Présentation : Il y a un débat très actuel entre « une mort donnée et médicalisée » et « un laisser mourir médicalement accompagné », illustré par les différences entre la loi belge et la loi française. « Le médecin n’a pas le droit de provoquer délibérément la mort », dit le code de la santé français. La question qui se pose est de faire ou laisser mourir.
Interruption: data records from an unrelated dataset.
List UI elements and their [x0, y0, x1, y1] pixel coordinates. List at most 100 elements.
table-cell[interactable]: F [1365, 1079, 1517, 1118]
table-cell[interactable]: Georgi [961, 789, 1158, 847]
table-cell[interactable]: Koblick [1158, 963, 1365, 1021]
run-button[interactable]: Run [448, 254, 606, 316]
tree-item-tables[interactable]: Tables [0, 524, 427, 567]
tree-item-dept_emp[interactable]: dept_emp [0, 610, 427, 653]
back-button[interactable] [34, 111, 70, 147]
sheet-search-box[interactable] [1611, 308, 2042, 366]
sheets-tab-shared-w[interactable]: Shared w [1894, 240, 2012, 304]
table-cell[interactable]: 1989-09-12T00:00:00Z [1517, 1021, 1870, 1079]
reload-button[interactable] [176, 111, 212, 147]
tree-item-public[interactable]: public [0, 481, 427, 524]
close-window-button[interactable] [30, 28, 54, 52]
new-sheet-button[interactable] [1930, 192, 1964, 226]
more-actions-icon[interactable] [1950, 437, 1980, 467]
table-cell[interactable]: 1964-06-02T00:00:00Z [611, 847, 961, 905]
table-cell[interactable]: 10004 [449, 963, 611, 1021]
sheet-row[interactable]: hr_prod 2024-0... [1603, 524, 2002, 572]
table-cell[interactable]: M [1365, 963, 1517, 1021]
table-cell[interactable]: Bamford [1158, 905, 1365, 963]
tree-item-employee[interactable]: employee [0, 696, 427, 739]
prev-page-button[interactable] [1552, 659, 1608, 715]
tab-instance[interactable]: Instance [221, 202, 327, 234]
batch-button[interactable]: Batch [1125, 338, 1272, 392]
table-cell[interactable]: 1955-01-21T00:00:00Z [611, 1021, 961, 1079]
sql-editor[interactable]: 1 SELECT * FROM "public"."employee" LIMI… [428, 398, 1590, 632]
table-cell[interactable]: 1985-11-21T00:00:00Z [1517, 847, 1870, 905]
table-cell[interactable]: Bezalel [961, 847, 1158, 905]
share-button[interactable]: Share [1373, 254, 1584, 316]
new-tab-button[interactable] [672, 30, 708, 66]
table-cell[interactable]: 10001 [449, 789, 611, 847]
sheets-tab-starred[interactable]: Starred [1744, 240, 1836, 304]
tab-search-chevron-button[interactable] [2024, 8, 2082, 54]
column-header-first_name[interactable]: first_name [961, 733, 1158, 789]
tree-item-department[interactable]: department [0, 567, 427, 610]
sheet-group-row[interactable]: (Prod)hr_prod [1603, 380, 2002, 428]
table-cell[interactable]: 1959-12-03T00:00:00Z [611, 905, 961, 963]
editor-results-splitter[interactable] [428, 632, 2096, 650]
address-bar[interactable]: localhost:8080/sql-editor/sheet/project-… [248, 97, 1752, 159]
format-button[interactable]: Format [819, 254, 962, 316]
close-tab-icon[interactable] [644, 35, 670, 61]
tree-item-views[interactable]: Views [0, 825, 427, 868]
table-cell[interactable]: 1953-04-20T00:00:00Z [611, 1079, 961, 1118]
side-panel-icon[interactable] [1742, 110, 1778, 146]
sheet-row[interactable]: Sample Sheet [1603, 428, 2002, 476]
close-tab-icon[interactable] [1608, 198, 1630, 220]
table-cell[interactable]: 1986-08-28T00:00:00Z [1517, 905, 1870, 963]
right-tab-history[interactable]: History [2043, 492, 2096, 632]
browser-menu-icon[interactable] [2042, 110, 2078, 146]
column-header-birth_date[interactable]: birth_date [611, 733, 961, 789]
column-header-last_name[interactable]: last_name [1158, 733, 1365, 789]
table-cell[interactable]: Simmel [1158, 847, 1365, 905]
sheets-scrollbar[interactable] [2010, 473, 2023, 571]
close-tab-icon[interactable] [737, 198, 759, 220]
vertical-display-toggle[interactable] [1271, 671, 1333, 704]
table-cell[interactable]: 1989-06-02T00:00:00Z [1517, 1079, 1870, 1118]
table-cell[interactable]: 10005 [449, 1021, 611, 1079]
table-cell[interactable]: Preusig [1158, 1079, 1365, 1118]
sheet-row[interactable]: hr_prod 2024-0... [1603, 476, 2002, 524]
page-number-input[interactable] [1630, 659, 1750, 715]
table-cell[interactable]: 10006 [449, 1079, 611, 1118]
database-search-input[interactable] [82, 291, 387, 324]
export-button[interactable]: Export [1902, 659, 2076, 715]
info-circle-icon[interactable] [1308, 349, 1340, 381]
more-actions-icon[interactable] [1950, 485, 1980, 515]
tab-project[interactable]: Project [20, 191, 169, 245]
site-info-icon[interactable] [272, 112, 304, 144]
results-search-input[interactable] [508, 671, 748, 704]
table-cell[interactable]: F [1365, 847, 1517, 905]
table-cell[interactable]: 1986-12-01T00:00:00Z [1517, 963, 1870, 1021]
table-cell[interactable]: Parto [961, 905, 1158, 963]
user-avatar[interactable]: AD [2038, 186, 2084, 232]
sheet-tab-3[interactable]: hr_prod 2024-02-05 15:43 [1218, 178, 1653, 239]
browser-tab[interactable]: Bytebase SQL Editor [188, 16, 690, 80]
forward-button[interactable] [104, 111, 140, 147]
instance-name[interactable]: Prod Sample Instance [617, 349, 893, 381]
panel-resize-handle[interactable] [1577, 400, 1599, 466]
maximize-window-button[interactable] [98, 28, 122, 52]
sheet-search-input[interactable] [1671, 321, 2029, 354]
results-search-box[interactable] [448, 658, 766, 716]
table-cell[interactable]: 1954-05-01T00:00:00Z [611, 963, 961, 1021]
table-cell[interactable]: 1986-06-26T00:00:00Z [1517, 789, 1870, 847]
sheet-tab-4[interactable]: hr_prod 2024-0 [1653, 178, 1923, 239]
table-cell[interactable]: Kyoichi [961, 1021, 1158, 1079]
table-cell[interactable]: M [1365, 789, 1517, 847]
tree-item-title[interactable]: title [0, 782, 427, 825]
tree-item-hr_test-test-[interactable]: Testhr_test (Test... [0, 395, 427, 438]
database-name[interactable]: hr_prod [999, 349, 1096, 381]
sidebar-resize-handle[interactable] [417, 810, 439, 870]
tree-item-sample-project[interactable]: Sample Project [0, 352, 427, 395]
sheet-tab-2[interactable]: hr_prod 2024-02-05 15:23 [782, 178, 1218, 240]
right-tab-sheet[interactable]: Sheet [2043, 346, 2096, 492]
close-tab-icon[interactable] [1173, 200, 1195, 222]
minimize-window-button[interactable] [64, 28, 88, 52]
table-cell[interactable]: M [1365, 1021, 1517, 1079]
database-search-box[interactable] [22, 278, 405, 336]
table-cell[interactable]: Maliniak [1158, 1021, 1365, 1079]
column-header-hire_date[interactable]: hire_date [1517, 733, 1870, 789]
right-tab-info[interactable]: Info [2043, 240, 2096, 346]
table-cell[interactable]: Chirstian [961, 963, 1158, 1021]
Le droit dit ce qui doit être et l’éthique dit ce qui peut être (définition du Conseil d’état). Actuellement, la loi demande de soigner jusqu’à la limite de l’obstination déraisonnable mais

ne donne pas le droit de donner délibérément la mort. Tout en l’accompagnant ! La loi française a fait le choix de St Martin.

Bibliographie

Poésies

  • « La mort et le mourant », La Fontaine
  • « La mort et le bûcheron », La Fontaine

Chansons

  • « Le temps qui reste », Serge Reggiani
  • « Supplique pour être enterré à la plage de Sète », Georges Brassens

 

Livres

  • « Euthanasie l’envers du décor ». Il dénonce l’euthanasie en Belgique.
  • « Sommes-nous libres de vouloir mourir ? », Éric Fourneret. Il porte sur les questions posées par l’euthanasie et le suicide assisté.
  • « La vieillesse », Simone de Beauvoir. « Avant qu’elle ne fonde sur nous, la vieillesse est une chose qui ne concerne que les autres. Ainsi peut-on comprendre que la société réussisse à nous détourner de voir dans les vieilles gens nos semblables ».
  • « L’ultime liberté », Axel Khan. « N’est-il pas choquant de faire d’un cas douloureux le fondement d’un « principe » souverain, contraire à la valeur fondamentale qui est celle du respect de la vie ? »

Films

  • « La ballade de Narayama ». Une vieille femme des montagnes du Shinshu, atteint l’âge de 70 ans. Comme le veut la coutume, elle doit se rendre sur le sommet du mont Narayama pour être emportée par la mort.
  • « Les invasions barbares ». Rémy, la cinquantaine, est à l’hôpital. Son ex-femme Louise rappelle leur fils Sébastien, installé à Londres. Ce dernier revient à Montréal pour aider sa mère et soutenir son père.
  • « Mar Adentro ». A la suite d’un accident dont il a été victime, Ramón ne peut plus bouger que la tête et vit depuis 30 ans prostré dans un lit. Il n’a plus qu’un seul désir : pouvoir décider de sa propre mort. Il embauche une avocate.
  • « Le bruit des glaçons ». Un homme qui reçoit la visite de son cancer.
  • « Quelques heures de printemps ». Alain est obligé de retourner habiter chez sa mère. Cohabitation forcée qui fait ressurgir toute la violence de leur relation passée. Il découvre alors que sa mère est condamnée par la maladie.
  • « Amour ». Georges et Anne sont octogénaires. Un jour, Anne est victime d’une petite attaque cérébrale. 
  • « La dernière leçon ». Madeleine, 92 ans, décide de fixer la date et les conditions de sa disparition.
  • « C’est la vie ». Dimitri, 49 ans, est un homme très malade. Il rejoint « La Maison », un lieu où sont accueillies des personnes pour qui la médecine ne peut plus rien.